America A is no more

Thomas Friedman laments American decline:

Former President José María Figueres of Costa Rica has a saying I like: “There is no Planet B” — so we’d better make Plan A work to preserve a stable environment. I feel the same way about America these days. There is no America B, so we’d better make this one work a lot better than we’ve been doing, and not only for our sake. When Britain went into decline as the globe’s stabilizing power, America was right there, ready to pick up the role. Even with all our imperfections and mistakes, the world has been a better place for it. If America goes weak, though, and cannot project power the way it has, your kids won’t just grow up in a different America. They will grow up in a different world. You will not like who picks up the pieces.

This is extraordinarily ironic, coming as it does from an elite Jewish liberal. He quite clearly doesn’t recognize that it is the very causes he has championed for decades, from diversity, equality, and secularization to free trade, immigration, and globalization, that have so weakened America in the manner that concerns him now. While he is correct in saying that a successful and powerful America committed to its core values could again become a world leader, his definition of those core values almost surely includes those values that have proven so pernicious to American success, power, and world leadership.
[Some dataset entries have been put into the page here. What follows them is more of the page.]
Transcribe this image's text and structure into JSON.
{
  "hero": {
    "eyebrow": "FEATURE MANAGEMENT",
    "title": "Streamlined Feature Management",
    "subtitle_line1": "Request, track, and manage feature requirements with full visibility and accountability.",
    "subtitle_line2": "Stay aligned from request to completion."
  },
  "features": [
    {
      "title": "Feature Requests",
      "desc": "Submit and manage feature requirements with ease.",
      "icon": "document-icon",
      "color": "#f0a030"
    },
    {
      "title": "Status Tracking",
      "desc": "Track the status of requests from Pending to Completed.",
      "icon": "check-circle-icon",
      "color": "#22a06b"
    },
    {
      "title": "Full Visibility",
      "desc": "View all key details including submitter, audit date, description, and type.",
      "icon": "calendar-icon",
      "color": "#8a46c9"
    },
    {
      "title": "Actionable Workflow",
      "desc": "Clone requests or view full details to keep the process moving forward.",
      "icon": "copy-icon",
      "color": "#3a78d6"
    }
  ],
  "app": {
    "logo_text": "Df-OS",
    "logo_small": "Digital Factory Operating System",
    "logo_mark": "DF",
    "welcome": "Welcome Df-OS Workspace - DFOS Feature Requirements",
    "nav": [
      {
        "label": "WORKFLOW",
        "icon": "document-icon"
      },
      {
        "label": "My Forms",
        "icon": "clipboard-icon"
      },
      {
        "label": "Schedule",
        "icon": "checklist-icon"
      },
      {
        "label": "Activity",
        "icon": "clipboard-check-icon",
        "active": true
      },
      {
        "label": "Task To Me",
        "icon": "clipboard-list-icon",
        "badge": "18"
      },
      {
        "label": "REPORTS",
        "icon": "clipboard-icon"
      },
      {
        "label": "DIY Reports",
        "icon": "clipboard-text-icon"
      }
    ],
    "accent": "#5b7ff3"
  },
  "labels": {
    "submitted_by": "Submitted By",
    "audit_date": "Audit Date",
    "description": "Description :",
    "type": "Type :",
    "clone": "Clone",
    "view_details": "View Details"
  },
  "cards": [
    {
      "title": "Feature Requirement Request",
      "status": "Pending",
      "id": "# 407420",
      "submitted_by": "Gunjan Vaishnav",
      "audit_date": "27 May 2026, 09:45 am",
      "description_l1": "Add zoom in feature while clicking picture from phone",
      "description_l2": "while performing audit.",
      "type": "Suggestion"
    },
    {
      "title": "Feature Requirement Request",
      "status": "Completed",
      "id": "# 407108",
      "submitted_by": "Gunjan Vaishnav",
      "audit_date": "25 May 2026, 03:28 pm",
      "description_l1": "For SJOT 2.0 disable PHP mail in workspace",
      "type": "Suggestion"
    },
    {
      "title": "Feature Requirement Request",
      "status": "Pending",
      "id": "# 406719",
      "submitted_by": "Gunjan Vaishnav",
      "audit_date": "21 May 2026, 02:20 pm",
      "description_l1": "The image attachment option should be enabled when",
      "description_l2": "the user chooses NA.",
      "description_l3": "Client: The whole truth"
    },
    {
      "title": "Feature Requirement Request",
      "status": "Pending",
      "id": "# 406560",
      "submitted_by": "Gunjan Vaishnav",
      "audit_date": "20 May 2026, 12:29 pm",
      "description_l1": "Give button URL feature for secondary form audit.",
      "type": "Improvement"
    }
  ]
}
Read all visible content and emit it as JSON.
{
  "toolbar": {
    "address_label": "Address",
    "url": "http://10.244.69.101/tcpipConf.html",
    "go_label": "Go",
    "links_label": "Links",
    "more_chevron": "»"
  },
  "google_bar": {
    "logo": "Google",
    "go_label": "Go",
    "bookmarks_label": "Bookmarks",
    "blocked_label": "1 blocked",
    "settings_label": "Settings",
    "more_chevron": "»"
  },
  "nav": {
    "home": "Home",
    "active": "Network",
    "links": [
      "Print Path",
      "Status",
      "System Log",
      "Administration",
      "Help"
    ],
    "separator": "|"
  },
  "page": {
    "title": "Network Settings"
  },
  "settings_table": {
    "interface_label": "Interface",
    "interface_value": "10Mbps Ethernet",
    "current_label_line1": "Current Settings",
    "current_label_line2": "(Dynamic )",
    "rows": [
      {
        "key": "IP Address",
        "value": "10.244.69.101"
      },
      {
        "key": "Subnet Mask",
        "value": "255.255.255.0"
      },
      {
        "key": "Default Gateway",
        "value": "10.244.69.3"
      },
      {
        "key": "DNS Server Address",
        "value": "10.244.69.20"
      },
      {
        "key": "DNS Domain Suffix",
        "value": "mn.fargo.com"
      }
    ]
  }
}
The North American landmass isn’t going to disappear. There will still be Americans proper – descendants of the white Anglo-Saxon Protestants who founded the nation on principles derived from the Bible and the Magna Carta – as well as those who call themselves Americans but have no cultural, ethnic, or religious connection to the historical America that is now essentially gone. The results of the great experiment are now sufficiently observable that we can pronounce the failure of the Viral America hypothesis.

It is now clear that one cannot catch Americanism. Just as the Irish, German, Scandinavian, and Italian immigrants never fully grasped the English concepts of liberty and limited government*, thereby transforming what had been a voluntary union of sovereign states into an involuntary empire ruled by a sovereign central government, the subsequent wave of immigration from Mexico and other third-world nations has transformed what had been a rich and powerful empire into an impoverished and corrupt one. Read Victor Davis Hanson’s haunting article on the devolution of central California into third world poverty; it will give you a more clear perspective on what has already happened and what is eventually in store for many communities across the country.

This is not to say that it was ever the intention of the various waves of immigrants to destroy the very haven they sought, it was merely the natural consequence of immigrants bringing their cultures with them, as they always do. And history clearly demonstrates that this is always the consequence when a sufficiently large number of people migrate to new lands. There is a reason that the northern province of Italy is still named Lombardia after the people who settled there after invading in 568 rather than after those they displaced, after all. It does not matter what historical example of mass immigration one examines, the result is invariably the same and it does not matter if the immigration is legal or illegal. The only variable of any significance is the percentage of the population represented by the immigration. Consider, for example, the original English colonists. Did they adapt to the ways of the Indian tribes or did they bring their native English way of life with them and transform the area they inhabited?

This is also not to say that the native population does not undergo its own transformation over time, but the transformations happen much more quickly and to a much greater extent with the arrival of new influences. The adaptation of black ghetto culture by white suburban teenagers following the end of segregation is one of many cases in point. But keep in mind that the point here is not whether the transformation is good or bad, it is only to note that the transformation has taken place and, for better or for worse, the new blended culture is never going to be the same as the one that it replaced.

From the New York Times: “In 1980, the foreign-born population in the United States was about 4.5 million. By 2000, it had reached 11.3 million, bringing the foreign-born population to about 13 percent of the total. In the early 20th century, after the last big wave of immigration to the United States, immigrants had reached 15 percent of the population.”

Therefore, Friedman is wrong as one cannot expect to make America A work when it has been transformed into America A + (M+I2+G+S+J+3). America A no longer exists. This is the B-Ark nation.

*Before anyone gets their panties in a bunch, I invite you to compare the number of Irish, Italian, German, and Scandinavian political philosophers who have written on liberty and limited government with the number of English philosophers who published works on the subject.